The thinking behind the move, which was led by former prop Jeff Probyn, was that the Lions stifled the development of the English team. Having to feed the Lions meant that England couldn't mount their own tour that year, thereby losing valuable time in perfecting their own side and, of course, losing income as well.

It is sad that the main result of professionalism has been a sharp rise in selfishness and I'm delighted the RFU threw out the suggestion. There is, however, one slight danger in possessing such a fine rugby force as the Lions in these cash-dominated days. If the British countries do not fare well in next year's World Cup, it would not be a massive surprise if they were asked to join forces under the Lions banner for the next one in 2003.

It may be a sacrilege even to suggest such a horror but there is nothing sacred in this game any more and the presence of the Lions, alongside New Zealand, Australia and South Africa in a World Cup would be commercial temptation some would find difficult to resist.

That's why it is essential that the home nations give a good account of themselves next year. England, of course, are in the best position to do well, although I can't see them winning it, but inspirational performances from the others are also called for.

Welsh hopes rest on how good a resuscitation job the new coach, Graham Henry, can do. I spoke last week about his attempts to strengthen the Welsh squad. Since then he has made more impressive progress. He has conducted coaching sessions at the rebel clubs, Cardiff and Swansea, and already he has created better relations with club coaches than anyone in the past.

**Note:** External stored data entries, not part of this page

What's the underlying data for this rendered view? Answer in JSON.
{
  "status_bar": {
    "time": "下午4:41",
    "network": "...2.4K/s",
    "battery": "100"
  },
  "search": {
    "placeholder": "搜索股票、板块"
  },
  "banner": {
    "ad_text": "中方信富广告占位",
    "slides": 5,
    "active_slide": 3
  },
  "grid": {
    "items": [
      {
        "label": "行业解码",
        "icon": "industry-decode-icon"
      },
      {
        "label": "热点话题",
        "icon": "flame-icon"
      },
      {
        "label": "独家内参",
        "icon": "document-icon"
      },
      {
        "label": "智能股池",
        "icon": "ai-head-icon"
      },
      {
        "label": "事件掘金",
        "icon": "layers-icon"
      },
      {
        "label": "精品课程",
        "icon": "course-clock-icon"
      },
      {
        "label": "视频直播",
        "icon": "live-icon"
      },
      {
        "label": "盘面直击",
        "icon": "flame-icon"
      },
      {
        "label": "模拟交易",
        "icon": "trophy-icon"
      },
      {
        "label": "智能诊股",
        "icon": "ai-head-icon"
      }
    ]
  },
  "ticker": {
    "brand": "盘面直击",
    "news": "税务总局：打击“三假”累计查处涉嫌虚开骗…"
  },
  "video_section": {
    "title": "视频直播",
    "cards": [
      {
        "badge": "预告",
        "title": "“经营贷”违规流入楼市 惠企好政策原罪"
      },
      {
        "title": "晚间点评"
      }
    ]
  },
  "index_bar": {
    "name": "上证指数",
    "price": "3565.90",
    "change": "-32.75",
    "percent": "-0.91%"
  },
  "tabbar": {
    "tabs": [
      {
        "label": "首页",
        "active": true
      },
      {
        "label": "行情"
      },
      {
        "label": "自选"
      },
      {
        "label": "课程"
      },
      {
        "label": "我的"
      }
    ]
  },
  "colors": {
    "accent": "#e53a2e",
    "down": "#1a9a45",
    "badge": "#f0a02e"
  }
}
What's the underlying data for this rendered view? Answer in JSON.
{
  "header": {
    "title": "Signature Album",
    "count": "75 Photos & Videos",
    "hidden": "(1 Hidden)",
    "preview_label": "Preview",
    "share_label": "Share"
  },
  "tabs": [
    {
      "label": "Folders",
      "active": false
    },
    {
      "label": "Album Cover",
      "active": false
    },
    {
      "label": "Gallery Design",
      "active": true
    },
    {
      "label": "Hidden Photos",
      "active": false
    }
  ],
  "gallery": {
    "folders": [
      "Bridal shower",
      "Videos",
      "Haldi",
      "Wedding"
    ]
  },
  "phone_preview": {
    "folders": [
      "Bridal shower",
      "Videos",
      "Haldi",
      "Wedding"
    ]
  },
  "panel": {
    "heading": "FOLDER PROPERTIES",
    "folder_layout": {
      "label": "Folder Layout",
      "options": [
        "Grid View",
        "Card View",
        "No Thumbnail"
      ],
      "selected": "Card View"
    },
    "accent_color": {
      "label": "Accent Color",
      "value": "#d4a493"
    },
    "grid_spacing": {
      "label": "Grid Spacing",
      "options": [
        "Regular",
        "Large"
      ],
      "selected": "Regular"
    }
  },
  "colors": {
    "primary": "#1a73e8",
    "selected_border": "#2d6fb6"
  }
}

And he has managed to do this against the background of a civil war as bitter as any rugby country has ever experienced. It has been like watching a man stroll through the middle of a battlefield, pretending not to notice the bullets whistling past his ear-hole. Lesser men might have fled from what looks an impossible situation, but he has remained calm and friendly with both sides and seems determined that their fight is not going to deflect him from doing his job.

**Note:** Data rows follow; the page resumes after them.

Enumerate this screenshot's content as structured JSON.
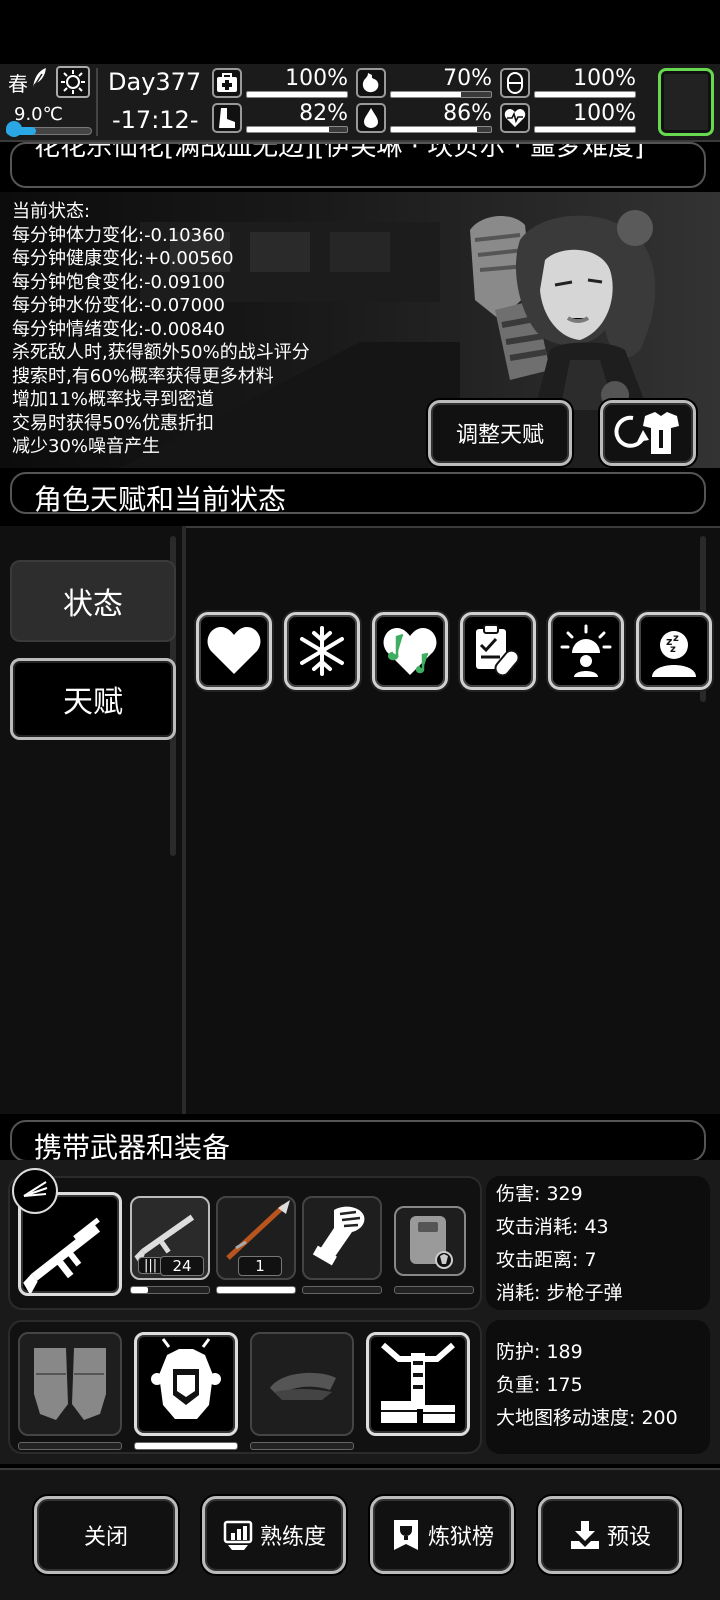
{
  "top_bar": {
    "season": "春",
    "temperature": "9.0℃",
    "temperature_level": 0.35,
    "day": "Day377",
    "time": "-17:12-",
    "stats": [
      {
        "name": "medical",
        "value": "100%",
        "level": 1.0
      },
      {
        "name": "stomach",
        "value": "70%",
        "level": 0.7
      },
      {
        "name": "mood",
        "value": "100%",
        "level": 1.0
      },
      {
        "name": "stamina",
        "value": "82%",
        "level": 0.82
      },
      {
        "name": "water",
        "value": "86%",
        "level": 0.86
      },
      {
        "name": "health",
        "value": "100%",
        "level": 1.0
      }
    ],
    "accent_color": "#66d94f"
  },
  "character": {
    "title": "花花乐仙花[满战血无边][伊芙琳 · 坎贝尔 · 噩梦难度]",
    "status_heading": "当前状态:",
    "status_lines": [
      "每分钟体力变化:-0.10360",
      "每分钟健康变化:+0.00560",
      "每分钟饱食变化:-0.09100",
      "每分钟水份变化:-0.07000",
      "每分钟情绪变化:-0.00840",
      "杀死敌人时,获得额外50%的战斗评分",
      "搜索时,有60%概率获得更多材料",
      "增加11%概率找寻到密道",
      "交易时获得50%优惠折扣",
      "减少30%噪音产生"
    ],
    "adjust_button": "调整天赋"
  },
  "talent_section": {
    "header": "角色天赋和当前状态",
    "tabs": [
      "状态",
      "天赋"
    ],
    "status_icons": [
      "heart-icon",
      "snowflake-icon",
      "music-heart-icon",
      "medicine-icon",
      "alarm-icon",
      "sleep-icon"
    ]
  },
  "equipment_section": {
    "header": "携带武器和装备",
    "weapon_counts": [
      "24",
      "1"
    ],
    "weapon_stats": {
      "damage": "伤害: 329",
      "attack_cost": "攻击消耗: 43",
      "attack_range": "攻击距离: 7",
      "consume": "消耗: 步枪子弹"
    },
    "armor_stats": {
      "defense": "防护: 189",
      "load": "负重: 175",
      "map_speed": "大地图移动速度: 200"
    }
  },
  "bottom_buttons": {
    "close": "关闭",
    "proficiency": "熟练度",
    "ranking": "炼狱榜",
    "preset": "预设"
  }
}
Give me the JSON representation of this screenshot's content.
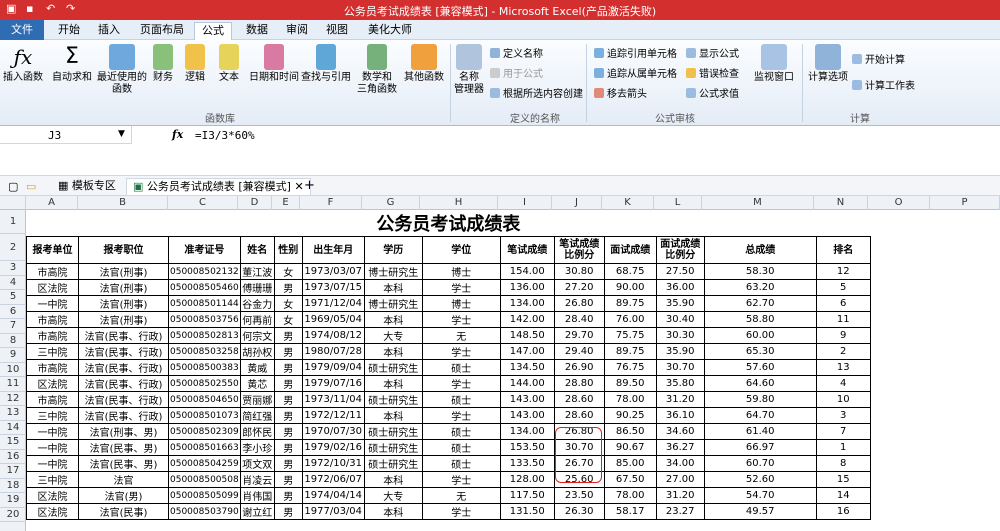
{
  "window": {
    "title": "公务员考试成绩表 [兼容模式] - Microsoft Excel(产品激活失败)"
  },
  "tabs": [
    "文件",
    "开始",
    "插入",
    "页面布局",
    "公式",
    "数据",
    "审阅",
    "视图",
    "美化大师"
  ],
  "ribbon": {
    "big": [
      "插入函数",
      "自动求和",
      "最近使用的\n函数",
      "财务",
      "逻辑",
      "文本",
      "日期和时间",
      "查找与引用",
      "数学和\n三角函数",
      "其他函数",
      "名称\n管理器",
      "监视窗口",
      "计算选项"
    ],
    "group_labels": [
      "函数库",
      "定义的名称",
      "公式审核",
      "计算"
    ],
    "small": [
      "定义名称",
      "用于公式",
      "根据所选内容创建",
      "追踪引用单元格",
      "追踪从属单元格",
      "移去箭头",
      "显示公式",
      "错误检查",
      "公式求值",
      "开始计算",
      "计算工作表"
    ]
  },
  "formula_bar": {
    "cell": "J3",
    "fx": "fx",
    "formula": "=I3/3*60%"
  },
  "doc_tabs": [
    "模板专区",
    "公务员考试成绩表 [兼容模式]"
  ],
  "columns": [
    "A",
    "B",
    "C",
    "D",
    "E",
    "F",
    "G",
    "H",
    "I",
    "J",
    "K",
    "L",
    "M",
    "N",
    "O",
    "P"
  ],
  "rows": [
    "1",
    "2",
    "3",
    "4",
    "5",
    "6",
    "7",
    "8",
    "9",
    "10",
    "11",
    "12",
    "13",
    "14",
    "15",
    "16",
    "17",
    "18",
    "19",
    "20"
  ],
  "sheet": {
    "title": "公务员考试成绩表",
    "headers": [
      "报考单位",
      "报考职位",
      "准考证号",
      "姓名",
      "性别",
      "出生年月",
      "学历",
      "学位",
      "笔试成绩",
      "笔试成绩比例分",
      "面试成绩",
      "面试成绩比例分",
      "总成绩",
      "排名"
    ],
    "data": [
      [
        "市高院",
        "法官(刑事)",
        "050008502132",
        "董江波",
        "女",
        "1973/03/07",
        "博士研究生",
        "博士",
        "154.00",
        "30.80",
        "68.75",
        "27.50",
        "58.30",
        "12"
      ],
      [
        "区法院",
        "法官(刑事)",
        "050008505460",
        "傅珊珊",
        "男",
        "1973/07/15",
        "本科",
        "学士",
        "136.00",
        "27.20",
        "90.00",
        "36.00",
        "63.20",
        "5"
      ],
      [
        "一中院",
        "法官(刑事)",
        "050008501144",
        "谷金力",
        "女",
        "1971/12/04",
        "博士研究生",
        "博士",
        "134.00",
        "26.80",
        "89.75",
        "35.90",
        "62.70",
        "6"
      ],
      [
        "市高院",
        "法官(刑事)",
        "050008503756",
        "何再前",
        "女",
        "1969/05/04",
        "本科",
        "学士",
        "142.00",
        "28.40",
        "76.00",
        "30.40",
        "58.80",
        "11"
      ],
      [
        "市高院",
        "法官(民事、行政)",
        "050008502813",
        "何宗文",
        "男",
        "1974/08/12",
        "大专",
        "无",
        "148.50",
        "29.70",
        "75.75",
        "30.30",
        "60.00",
        "9"
      ],
      [
        "三中院",
        "法官(民事、行政)",
        "050008503258",
        "胡孙权",
        "男",
        "1980/07/28",
        "本科",
        "学士",
        "147.00",
        "29.40",
        "89.75",
        "35.90",
        "65.30",
        "2"
      ],
      [
        "市高院",
        "法官(民事、行政)",
        "050008500383",
        "黄威",
        "男",
        "1979/09/04",
        "硕士研究生",
        "硕士",
        "134.50",
        "26.90",
        "76.75",
        "30.70",
        "57.60",
        "13"
      ],
      [
        "区法院",
        "法官(民事、行政)",
        "050008502550",
        "黄芯",
        "男",
        "1979/07/16",
        "本科",
        "学士",
        "144.00",
        "28.80",
        "89.50",
        "35.80",
        "64.60",
        "4"
      ],
      [
        "市高院",
        "法官(民事、行政)",
        "050008504650",
        "贾丽娜",
        "男",
        "1973/11/04",
        "硕士研究生",
        "硕士",
        "143.00",
        "28.60",
        "78.00",
        "31.20",
        "59.80",
        "10"
      ],
      [
        "三中院",
        "法官(民事、行政)",
        "050008501073",
        "简红强",
        "男",
        "1972/12/11",
        "本科",
        "学士",
        "143.00",
        "28.60",
        "90.25",
        "36.10",
        "64.70",
        "3"
      ],
      [
        "一中院",
        "法官(刑事、男)",
        "050008502309",
        "郎怀民",
        "男",
        "1970/07/30",
        "硕士研究生",
        "硕士",
        "134.00",
        "26.80",
        "86.50",
        "34.60",
        "61.40",
        "7"
      ],
      [
        "一中院",
        "法官(民事、男)",
        "050008501663",
        "李小珍",
        "男",
        "1979/02/16",
        "硕士研究生",
        "硕士",
        "153.50",
        "30.70",
        "90.67",
        "36.27",
        "66.97",
        "1"
      ],
      [
        "一中院",
        "法官(民事、男)",
        "050008504259",
        "项文双",
        "男",
        "1972/10/31",
        "硕士研究生",
        "硕士",
        "133.50",
        "26.70",
        "85.00",
        "34.00",
        "60.70",
        "8"
      ],
      [
        "三中院",
        "法官",
        "050008500508",
        "肖凌云",
        "男",
        "1972/06/07",
        "本科",
        "学士",
        "128.00",
        "25.60",
        "67.50",
        "27.00",
        "52.60",
        "15"
      ],
      [
        "区法院",
        "法官(男)",
        "050008505099",
        "肖伟国",
        "男",
        "1974/04/14",
        "大专",
        "无",
        "117.50",
        "23.50",
        "78.00",
        "31.20",
        "54.70",
        "14"
      ],
      [
        "区法院",
        "法官(民事)",
        "050008503790",
        "谢立红",
        "男",
        "1977/03/04",
        "本科",
        "学士",
        "131.50",
        "26.30",
        "58.17",
        "23.27",
        "49.57",
        "16"
      ]
    ]
  },
  "colors": {
    "titlebar": "#d32f2f",
    "file_tab": "#2e6db4",
    "selection": "#e02020"
  }
}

Sometimes, he looks to be the only level-headed person on the scene as he keeps his focus firmly on rugby, and Wales are fortunate to have someone with such intensity of purpose. If ever there was a time when a large portion of New Zealand hard-headedness should come in useful this is it. Some of it could well rub off on our neighbours, too.

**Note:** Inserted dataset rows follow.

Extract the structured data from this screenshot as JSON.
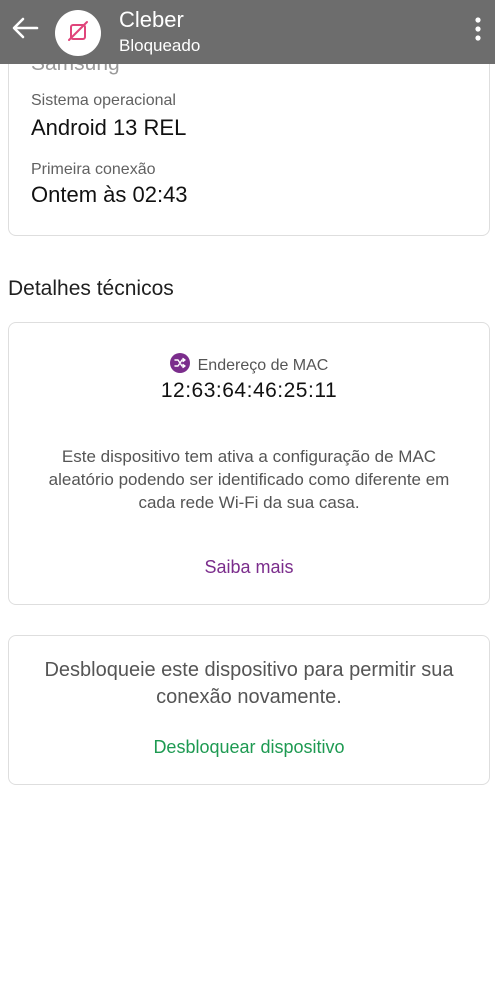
{
  "header": {
    "title": "Cleber",
    "subtitle": "Bloqueado",
    "back_icon": "arrow-left-icon",
    "avatar_icon": "device-blocked-icon",
    "more_icon": "more-vertical-icon",
    "background": "#6d6d6d",
    "blocked_color": "#e0457b"
  },
  "device_card": {
    "partial_value": "Samsung",
    "fields": [
      {
        "label": "Sistema operacional",
        "value": "Android 13 REL"
      },
      {
        "label": "Primeira conexão",
        "value": "Ontem às 02:43"
      }
    ]
  },
  "technical": {
    "section_title": "Detalhes técnicos",
    "mac_label": "Endereço de MAC",
    "mac_icon": "shuffle-icon",
    "mac_value": "12:63:64:46:25:11",
    "description": "Este dispositivo tem ativa a configuração de MAC aleatório podendo ser identificado como diferente em cada rede Wi-Fi da sua casa.",
    "link": "Saiba mais",
    "accent_color": "#7b2d8c"
  },
  "unblock_card": {
    "message": "Desbloqueie este dispositivo para permitir sua conexão novamente.",
    "action": "Desbloquear dispositivo",
    "action_color": "#1e9a52"
  }
}
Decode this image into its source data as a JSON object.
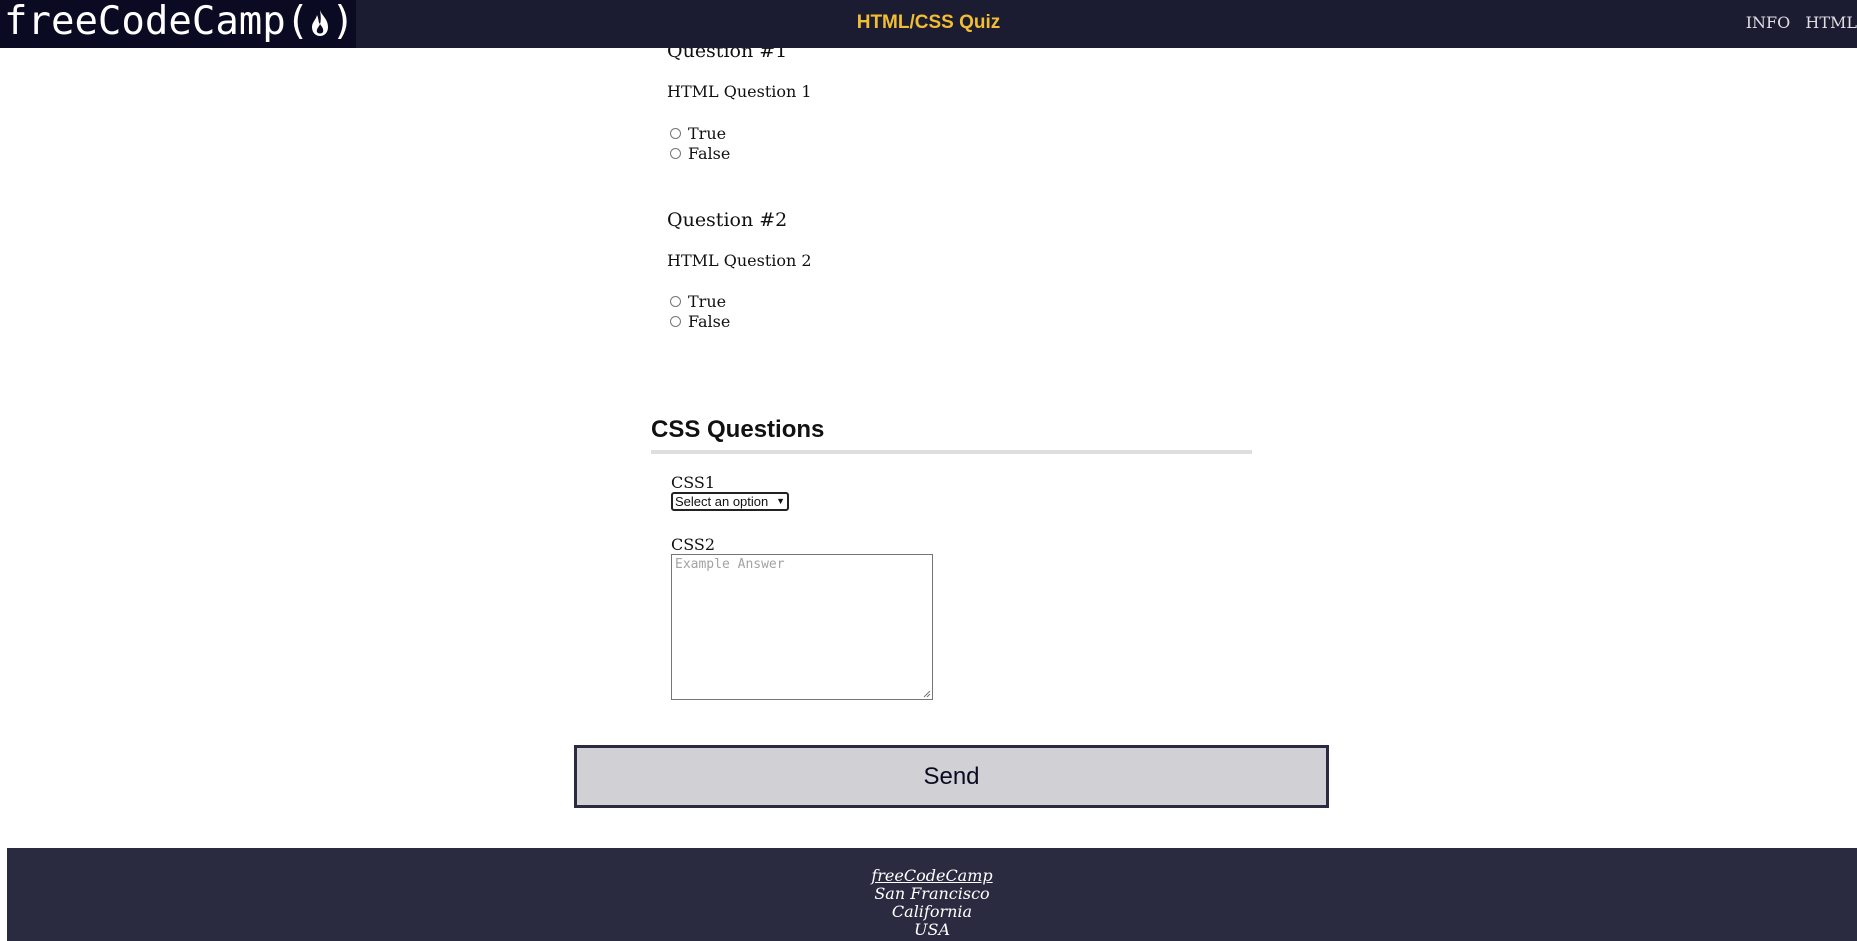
{
  "header": {
    "logo_text": "freeCodeCamp(",
    "logo_close": ")",
    "title": "HTML/CSS Quiz",
    "nav": [
      "INFO",
      "HTML"
    ]
  },
  "html_questions": [
    {
      "title": "Question #1",
      "text": "HTML Question 1",
      "options": [
        "True",
        "False"
      ]
    },
    {
      "title": "Question #2",
      "text": "HTML Question 2",
      "options": [
        "True",
        "False"
      ]
    }
  ],
  "css_section": {
    "heading": "CSS Questions",
    "css1_label": "CSS1",
    "css1_select_value": "Select an option",
    "css2_label": "CSS2",
    "css2_placeholder": "Example Answer"
  },
  "send_label": "Send",
  "footer": {
    "link": "freeCodeCamp",
    "city": "San Francisco",
    "state": "California",
    "country": "USA"
  },
  "icons": {
    "logo": "flame-icon",
    "select": "chevron-down-icon"
  },
  "colors": {
    "header_bg": "#1b1b32",
    "title": "#f1be32",
    "footer_bg": "#2a2a40",
    "button_bg": "#d0d0d5"
  }
}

First of all, Henry must win the battle at WRU committee level to bring in the structural changes he wants to the domestic system. He might need a megaphone to make them listen but I hope they support him. It hasn't taken him long to spot that there are too many professional players in rugby union in this country. Or, to be more accurate, that there are too many players getting paid. He is amazed that while there are only 350 professional players in New Zealand, there are thousands getting paid here without the game benefiting.

It is a view I have expressed before. I'm positive it is stifling ambition in the lower leagues. They pocket a few quid for playing for their local clubs at a comfortable level and have little incentive to try to move up.

From what I gather, Henry favours a structure with a handful of top clubs playing in a British league, supported by a semi-professional league of 16 who will feed their best players upwards. Below that would be a controlled amateur league system down to the grass roots and the schools. In other words, if you want to earn money from rugby, you've got to get yourself a place at the top.

He feels that we have good enough players but we must expose them to Super 12 strength rugby at club level in order for them to develop into crack international players. I'm very encouraged by his plans. His problem will be to get the support he needs to put it into operation. Many before him have tried but he gives the distinct impression that he won't be easy to resist.